Seperti umumnya gunung, ia pun menarik perhatian banyak orang untuk "menaklukkannya." Terlebih lagi, bentang alam yang dimilikinya pun sangatlah indah dan bahkan unik. Hutan pegunungan di kawasan ini merupakan salah satu yang paling kaya jenis flora di Indonesia.
Untuk mencapai lokasi Taman Nasional Gede Pangrango, pendaki dapat menempuh rute via Cibodas. Bila berangkat dari Bandung, ibu kota Jawa Barat, maka pelancong dapat lewat Cipanas dan Cibodas dengan waktu tempuh sekira dua jam.
Sejak zaman kolonial, mulai muncul catatan dari bangsa Eropa mengenai Gunung Gede.

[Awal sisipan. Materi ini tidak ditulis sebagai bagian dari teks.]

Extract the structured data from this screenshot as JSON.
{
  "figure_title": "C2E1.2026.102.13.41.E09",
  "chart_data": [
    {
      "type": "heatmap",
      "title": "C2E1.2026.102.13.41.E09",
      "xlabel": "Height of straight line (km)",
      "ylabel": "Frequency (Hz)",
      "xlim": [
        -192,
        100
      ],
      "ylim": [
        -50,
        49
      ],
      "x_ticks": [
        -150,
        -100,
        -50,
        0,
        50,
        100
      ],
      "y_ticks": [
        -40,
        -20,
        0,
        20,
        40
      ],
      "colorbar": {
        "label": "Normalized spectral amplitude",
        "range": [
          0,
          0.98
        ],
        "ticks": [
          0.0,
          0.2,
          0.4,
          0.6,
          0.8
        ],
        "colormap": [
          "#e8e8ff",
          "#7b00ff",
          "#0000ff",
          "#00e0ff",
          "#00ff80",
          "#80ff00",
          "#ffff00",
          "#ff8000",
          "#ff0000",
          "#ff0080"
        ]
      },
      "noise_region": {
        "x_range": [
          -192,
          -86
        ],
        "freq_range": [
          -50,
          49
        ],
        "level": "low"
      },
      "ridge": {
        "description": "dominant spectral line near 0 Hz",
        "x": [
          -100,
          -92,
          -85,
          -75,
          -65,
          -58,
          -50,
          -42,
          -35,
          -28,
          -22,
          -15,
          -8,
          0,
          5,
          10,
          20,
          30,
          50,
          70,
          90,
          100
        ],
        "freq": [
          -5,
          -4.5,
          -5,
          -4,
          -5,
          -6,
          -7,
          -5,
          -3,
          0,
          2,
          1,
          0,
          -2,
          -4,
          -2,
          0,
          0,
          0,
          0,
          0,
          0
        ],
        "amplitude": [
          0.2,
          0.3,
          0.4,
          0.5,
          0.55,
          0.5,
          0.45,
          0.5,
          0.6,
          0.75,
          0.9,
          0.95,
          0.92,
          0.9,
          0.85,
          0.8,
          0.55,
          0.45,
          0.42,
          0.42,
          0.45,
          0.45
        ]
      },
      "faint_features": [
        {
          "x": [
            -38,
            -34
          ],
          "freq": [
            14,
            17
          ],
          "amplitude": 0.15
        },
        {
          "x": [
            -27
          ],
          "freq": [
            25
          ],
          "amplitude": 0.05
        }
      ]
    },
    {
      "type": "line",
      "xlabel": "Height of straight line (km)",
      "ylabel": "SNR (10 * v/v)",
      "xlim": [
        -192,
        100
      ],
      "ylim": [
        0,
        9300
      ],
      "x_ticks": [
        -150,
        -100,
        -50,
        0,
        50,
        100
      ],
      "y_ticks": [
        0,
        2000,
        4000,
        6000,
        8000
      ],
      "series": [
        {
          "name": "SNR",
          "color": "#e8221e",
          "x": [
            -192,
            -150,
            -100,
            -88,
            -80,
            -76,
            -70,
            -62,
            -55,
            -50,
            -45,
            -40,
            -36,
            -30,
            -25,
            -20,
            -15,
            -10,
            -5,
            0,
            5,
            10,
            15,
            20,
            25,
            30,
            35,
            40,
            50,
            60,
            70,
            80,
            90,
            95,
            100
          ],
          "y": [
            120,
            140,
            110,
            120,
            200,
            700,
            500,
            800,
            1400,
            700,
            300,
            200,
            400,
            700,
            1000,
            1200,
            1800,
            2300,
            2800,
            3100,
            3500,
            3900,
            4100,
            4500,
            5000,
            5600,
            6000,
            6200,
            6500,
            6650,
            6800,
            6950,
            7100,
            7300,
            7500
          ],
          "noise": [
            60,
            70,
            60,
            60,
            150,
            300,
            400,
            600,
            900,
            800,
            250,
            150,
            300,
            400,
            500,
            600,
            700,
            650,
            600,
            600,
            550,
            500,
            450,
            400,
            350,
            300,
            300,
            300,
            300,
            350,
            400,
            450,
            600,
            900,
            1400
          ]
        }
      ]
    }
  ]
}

Pada Februari 1815, gubernur jenderal Hindia Belanda untuk Britania Raya, Thomas Stamford Raffles (wafat 1826) berhasil mencapai puncak Gunung Gede.
Kemudian, pada 1819 Prof Caspar Georg Karl Reindwardt, akademisi Universitas Harderwijk, menjadi orang Belanda pertama yang sampai di puncak gunung tersebut. Caspar Reindwardt juga kelak dikenang sebagai pendiri Kebun Raya Bogor.

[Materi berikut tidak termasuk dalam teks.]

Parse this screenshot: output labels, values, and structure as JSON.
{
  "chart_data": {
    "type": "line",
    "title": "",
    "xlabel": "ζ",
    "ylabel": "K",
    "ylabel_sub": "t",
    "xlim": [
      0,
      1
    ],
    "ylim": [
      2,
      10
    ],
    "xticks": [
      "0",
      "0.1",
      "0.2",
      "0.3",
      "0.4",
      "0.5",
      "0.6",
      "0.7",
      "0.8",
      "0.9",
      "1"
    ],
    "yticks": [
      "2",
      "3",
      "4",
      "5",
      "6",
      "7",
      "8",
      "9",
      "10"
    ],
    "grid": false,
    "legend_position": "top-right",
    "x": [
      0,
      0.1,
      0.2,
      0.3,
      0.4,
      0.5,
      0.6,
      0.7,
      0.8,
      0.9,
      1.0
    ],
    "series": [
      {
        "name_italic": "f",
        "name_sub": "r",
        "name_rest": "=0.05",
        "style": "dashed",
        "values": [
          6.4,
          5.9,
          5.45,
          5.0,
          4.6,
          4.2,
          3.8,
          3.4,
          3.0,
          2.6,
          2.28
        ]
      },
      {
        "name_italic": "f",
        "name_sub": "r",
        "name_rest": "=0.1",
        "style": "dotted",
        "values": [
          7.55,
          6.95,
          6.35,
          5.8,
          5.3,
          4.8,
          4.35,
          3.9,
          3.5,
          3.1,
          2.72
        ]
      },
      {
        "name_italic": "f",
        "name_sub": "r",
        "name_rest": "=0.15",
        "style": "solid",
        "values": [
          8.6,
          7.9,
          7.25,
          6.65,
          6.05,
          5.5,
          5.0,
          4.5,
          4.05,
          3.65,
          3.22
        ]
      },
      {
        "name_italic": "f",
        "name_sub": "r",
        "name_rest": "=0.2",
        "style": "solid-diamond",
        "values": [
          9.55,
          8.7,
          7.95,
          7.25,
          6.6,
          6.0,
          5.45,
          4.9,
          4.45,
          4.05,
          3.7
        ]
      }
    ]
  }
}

Selanjutnya, orang-orang Eropa yang mencicipi rute pendakian Gunung Gede antara lain adalah Franz Junghuhn (dokter Belanda-Jerman); Johannes Elias Teijsmann (ahlo botani Belanda, wafat 1882); Alfred Wallace (naturalis Inggris, wafat 1913); Sijfert Koorders (aktivis perlindungan alam, wafat 1919); Melchior Treub (botanis Belanda, wafat 1910); dan Cornelis van Steenis.

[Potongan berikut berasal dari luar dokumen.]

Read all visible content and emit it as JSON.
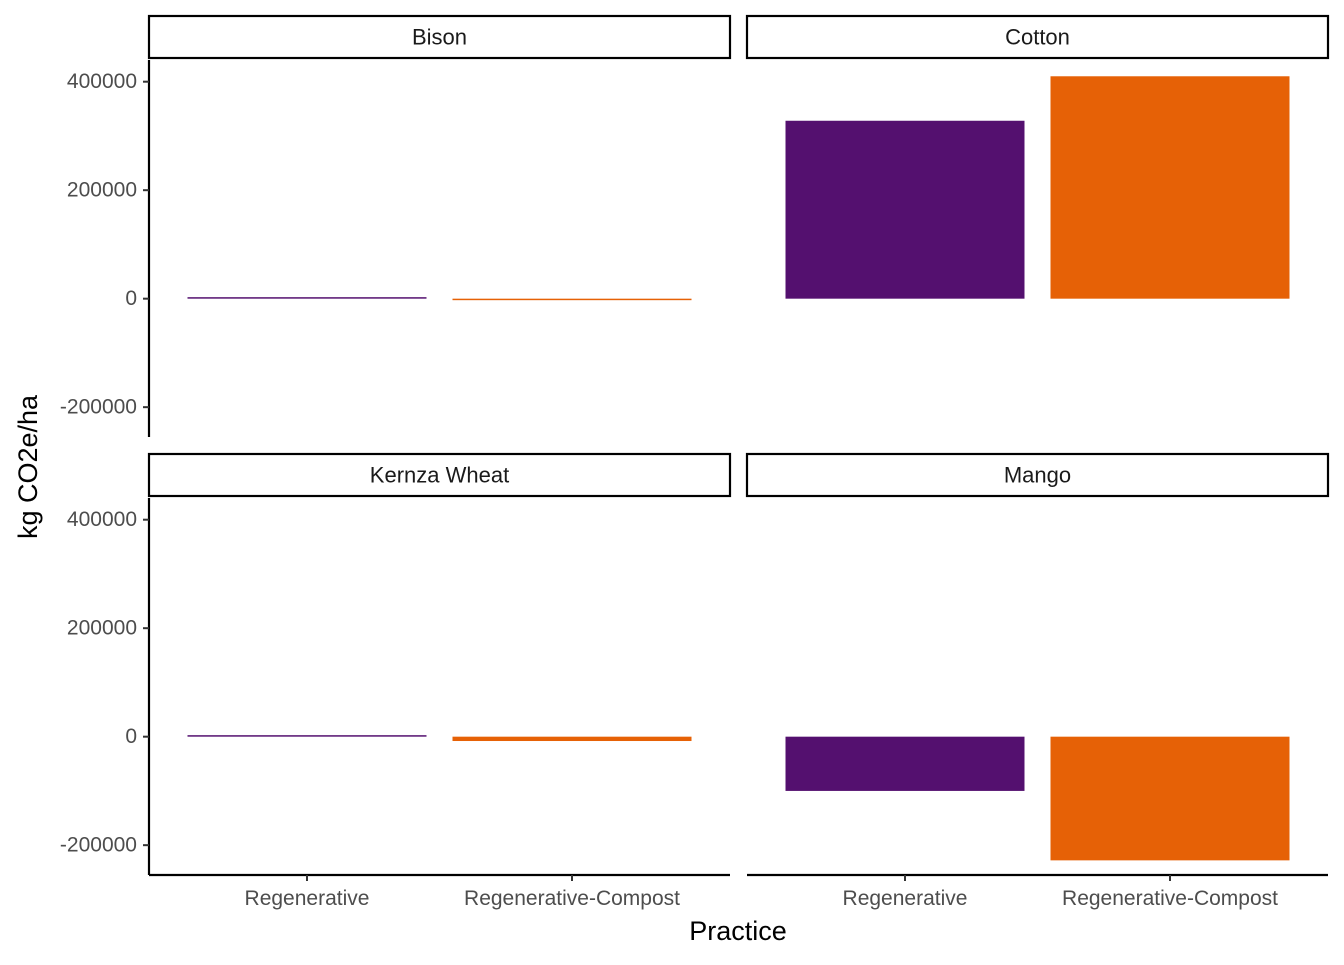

Nama yang terakhir disebut itu kemudian membuat koleksi tumbuhan yang ditelitinya pada Gunung Gede. Catatannya lalu menjadi bahan penyusunan buku The Mountain Flora of Java, terbit pada 1972.
Meletus dahsyat
Dalam catatan orang-orang Eropa, Gunung Gede Pangrango diketahui pernah meletus pada 1747. Waktu itu, skala ledaknya mencapai VEI-3. Akibatnya, dua aliran lava bergerak dan tampak. Kemudian, letusan yang lebih kecil terjadi pada tahun-tahun 1761, 1780, dan 1832.
Tepat pada jam 03.00 WIB dini hari pada tanggal 12 November 1840, Gunung Gede meletus dahsyat. Skala ledaknya menyentuh level VEI-3. Sontak penduduk sekitar yang sedang tertidur pulas pun terbangun dan lari menyelamatkan diri. Barulah pada Maret 1841, gunung ini berhenti "batuk-batuk." Imbas dari kejadian itu, Keresidenan Priangan yang semula beribu kota di Cianjur pindah ke Bandung.